The present application relates to the art of medical diagnosis. It finds particular application to computer-aided diagnosis (CADx) algorithms, and pattern classification algorithms However, it will also find application in other fields in which medical diagnosis is of interest.
One type of a CADx system can estimate the likelihood of a malignancy of a pulmonary nodule found on a CT scan. However, unlike computer-aided detection algorithms that rely solely on image information to localize potential abnormalities, the decision-making process associated with evaluation of malignancy typically includes integration of non-imaging evidence. Analysis of a CT scan image alone is rarely sufficient for assessment of a solitary pulmonary nodule. Critical studies have demonstrated that both diagnostic ratings and perception of radiological features are affected by patient histories. Specifically for lung nodules, studies have explicitly analyzed the degree to which clinical risk factors modulate the statistical probability of malignancy. The development of computer-aided diagnosis algorithms has therefore included clinical features to supplement the information in images.
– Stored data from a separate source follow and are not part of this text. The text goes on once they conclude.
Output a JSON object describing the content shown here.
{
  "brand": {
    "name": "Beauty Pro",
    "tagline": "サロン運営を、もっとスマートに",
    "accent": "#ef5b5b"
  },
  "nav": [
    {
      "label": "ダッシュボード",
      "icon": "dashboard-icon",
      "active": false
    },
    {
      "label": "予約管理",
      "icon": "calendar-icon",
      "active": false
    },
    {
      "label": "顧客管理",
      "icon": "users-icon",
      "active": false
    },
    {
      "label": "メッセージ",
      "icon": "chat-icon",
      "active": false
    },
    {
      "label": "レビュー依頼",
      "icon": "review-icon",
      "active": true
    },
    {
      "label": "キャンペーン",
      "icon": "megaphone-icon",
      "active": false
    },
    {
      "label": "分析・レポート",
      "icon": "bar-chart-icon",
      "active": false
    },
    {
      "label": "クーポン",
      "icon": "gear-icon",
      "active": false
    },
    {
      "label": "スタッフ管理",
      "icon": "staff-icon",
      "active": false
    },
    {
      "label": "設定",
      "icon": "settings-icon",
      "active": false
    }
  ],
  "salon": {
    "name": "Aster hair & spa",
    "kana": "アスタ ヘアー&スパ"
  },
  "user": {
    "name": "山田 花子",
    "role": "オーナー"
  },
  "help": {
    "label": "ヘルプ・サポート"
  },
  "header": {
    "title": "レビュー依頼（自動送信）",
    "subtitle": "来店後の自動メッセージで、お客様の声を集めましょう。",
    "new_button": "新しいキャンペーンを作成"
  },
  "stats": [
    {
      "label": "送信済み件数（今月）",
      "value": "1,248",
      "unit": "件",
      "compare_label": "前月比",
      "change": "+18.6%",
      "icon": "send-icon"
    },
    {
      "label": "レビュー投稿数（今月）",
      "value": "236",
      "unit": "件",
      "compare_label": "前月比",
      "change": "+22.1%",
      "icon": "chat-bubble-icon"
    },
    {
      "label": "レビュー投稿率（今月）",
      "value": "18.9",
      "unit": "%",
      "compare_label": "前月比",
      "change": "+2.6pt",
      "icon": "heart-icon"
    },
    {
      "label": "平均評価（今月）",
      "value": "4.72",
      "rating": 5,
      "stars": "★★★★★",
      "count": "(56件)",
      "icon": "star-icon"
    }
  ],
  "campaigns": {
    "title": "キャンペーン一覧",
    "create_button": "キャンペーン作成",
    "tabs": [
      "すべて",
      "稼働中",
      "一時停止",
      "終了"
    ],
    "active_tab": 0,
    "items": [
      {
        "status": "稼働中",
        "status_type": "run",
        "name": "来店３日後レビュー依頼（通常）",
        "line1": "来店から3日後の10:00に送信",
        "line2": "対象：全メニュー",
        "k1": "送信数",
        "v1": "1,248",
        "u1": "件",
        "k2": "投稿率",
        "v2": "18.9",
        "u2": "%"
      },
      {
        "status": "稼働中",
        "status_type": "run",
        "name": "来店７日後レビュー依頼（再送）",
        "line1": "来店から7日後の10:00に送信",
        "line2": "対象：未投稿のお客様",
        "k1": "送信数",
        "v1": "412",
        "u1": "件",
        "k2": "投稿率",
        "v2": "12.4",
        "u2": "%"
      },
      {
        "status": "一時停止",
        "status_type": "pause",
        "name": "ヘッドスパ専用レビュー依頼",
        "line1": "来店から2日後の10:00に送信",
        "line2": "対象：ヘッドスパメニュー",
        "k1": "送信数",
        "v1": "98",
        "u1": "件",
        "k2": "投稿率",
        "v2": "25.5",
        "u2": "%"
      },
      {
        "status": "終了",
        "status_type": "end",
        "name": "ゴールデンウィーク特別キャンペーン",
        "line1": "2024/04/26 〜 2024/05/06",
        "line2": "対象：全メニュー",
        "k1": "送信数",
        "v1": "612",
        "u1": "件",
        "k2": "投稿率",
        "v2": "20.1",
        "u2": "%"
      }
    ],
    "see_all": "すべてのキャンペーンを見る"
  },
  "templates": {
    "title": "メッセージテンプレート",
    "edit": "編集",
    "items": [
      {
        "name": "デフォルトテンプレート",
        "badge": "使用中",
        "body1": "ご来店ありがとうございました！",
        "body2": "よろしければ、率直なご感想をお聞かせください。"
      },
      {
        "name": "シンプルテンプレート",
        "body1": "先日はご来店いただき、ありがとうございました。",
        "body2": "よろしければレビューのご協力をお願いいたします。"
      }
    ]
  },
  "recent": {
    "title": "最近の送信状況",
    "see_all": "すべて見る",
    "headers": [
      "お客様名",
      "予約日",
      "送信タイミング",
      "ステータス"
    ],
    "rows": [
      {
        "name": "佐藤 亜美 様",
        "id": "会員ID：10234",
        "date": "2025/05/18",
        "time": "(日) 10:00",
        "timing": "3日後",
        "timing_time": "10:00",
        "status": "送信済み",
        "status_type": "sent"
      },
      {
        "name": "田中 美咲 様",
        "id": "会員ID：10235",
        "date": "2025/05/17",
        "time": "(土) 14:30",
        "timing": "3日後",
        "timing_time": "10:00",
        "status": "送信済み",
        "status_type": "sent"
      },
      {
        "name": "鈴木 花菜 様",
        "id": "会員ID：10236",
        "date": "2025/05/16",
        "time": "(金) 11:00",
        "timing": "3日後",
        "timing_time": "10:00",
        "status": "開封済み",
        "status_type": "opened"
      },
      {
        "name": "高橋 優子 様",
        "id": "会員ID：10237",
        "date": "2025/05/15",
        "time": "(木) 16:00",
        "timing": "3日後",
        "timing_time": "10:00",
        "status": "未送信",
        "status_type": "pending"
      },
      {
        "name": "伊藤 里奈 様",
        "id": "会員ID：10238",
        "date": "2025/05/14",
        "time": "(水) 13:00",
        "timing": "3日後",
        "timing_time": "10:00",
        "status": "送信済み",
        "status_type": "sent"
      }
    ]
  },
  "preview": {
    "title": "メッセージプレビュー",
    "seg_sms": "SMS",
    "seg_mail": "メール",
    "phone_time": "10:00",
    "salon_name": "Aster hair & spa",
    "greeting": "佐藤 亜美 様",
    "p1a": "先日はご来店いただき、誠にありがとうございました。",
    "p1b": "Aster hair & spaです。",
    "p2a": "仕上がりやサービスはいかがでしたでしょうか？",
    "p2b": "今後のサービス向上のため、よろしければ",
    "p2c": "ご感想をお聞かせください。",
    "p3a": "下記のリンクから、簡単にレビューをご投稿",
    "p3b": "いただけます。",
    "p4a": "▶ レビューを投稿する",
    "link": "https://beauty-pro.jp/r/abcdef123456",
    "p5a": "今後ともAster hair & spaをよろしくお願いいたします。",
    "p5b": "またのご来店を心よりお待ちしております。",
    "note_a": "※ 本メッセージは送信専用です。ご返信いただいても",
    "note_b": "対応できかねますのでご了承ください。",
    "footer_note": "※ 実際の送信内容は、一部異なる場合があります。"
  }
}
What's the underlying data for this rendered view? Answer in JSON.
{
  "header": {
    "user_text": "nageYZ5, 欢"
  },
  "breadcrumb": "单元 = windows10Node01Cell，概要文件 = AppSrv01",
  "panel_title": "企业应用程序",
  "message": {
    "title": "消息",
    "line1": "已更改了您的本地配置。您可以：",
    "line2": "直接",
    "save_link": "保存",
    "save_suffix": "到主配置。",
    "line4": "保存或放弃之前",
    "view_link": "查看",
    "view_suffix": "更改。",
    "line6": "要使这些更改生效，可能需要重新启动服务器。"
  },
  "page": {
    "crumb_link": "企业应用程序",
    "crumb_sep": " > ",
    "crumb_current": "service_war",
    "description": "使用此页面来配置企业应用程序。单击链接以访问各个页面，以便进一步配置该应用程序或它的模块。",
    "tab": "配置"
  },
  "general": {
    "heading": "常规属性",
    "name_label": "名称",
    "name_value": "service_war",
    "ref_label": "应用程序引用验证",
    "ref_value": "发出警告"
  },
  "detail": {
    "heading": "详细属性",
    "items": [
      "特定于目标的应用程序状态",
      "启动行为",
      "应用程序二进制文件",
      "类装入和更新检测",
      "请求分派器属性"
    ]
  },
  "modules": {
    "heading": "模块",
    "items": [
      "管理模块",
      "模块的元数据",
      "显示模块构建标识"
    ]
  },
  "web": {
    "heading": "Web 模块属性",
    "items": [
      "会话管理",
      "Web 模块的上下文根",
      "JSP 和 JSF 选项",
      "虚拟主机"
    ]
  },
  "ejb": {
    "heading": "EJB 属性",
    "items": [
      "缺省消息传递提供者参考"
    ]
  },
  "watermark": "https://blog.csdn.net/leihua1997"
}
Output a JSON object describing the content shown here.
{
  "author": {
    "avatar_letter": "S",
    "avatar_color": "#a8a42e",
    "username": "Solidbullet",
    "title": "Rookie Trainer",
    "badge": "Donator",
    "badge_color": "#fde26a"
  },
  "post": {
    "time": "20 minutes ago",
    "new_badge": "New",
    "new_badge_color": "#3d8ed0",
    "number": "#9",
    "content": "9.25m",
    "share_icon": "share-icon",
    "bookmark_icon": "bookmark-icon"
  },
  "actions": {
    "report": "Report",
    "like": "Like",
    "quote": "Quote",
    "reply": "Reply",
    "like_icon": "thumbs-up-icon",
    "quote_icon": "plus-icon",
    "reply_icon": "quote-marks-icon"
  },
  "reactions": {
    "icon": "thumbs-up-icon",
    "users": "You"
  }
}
Integrating different data types such as, but not limited to, clinical and imaging data, has a direct relevance to the way in which algorithms are accessed by a user and the workflow that is engaged when using the system. For efficiency of performance reasons, it is desirable to perform as much of the computer-aided diagnosis computation as possible before the user accesses the system. One problem with current diagnostic systems is they are inefficient because current systems require all data to be entered, irrespective of whether the data is actually necessary to make a diagnosis. It is therefore desirable to minimize the amount of information that the user has to enter, such as for example, by minimizing or eliminating entry of extraneous clinical data that will not significantly change the diagnosis. Clinical information can be drawn from an electronic health record. However, data fields may be missing or incomplete and information may be unknown. Another problem with current diagnostic systems is that they lack a technique for handling missing or incomplete clinical information. So, it is desirable to develop a calculation that can assess and present the range of possible outcomes within the clinical information that is available.
The present application provides an improved system and method which overcomes the above-referenced problems and others.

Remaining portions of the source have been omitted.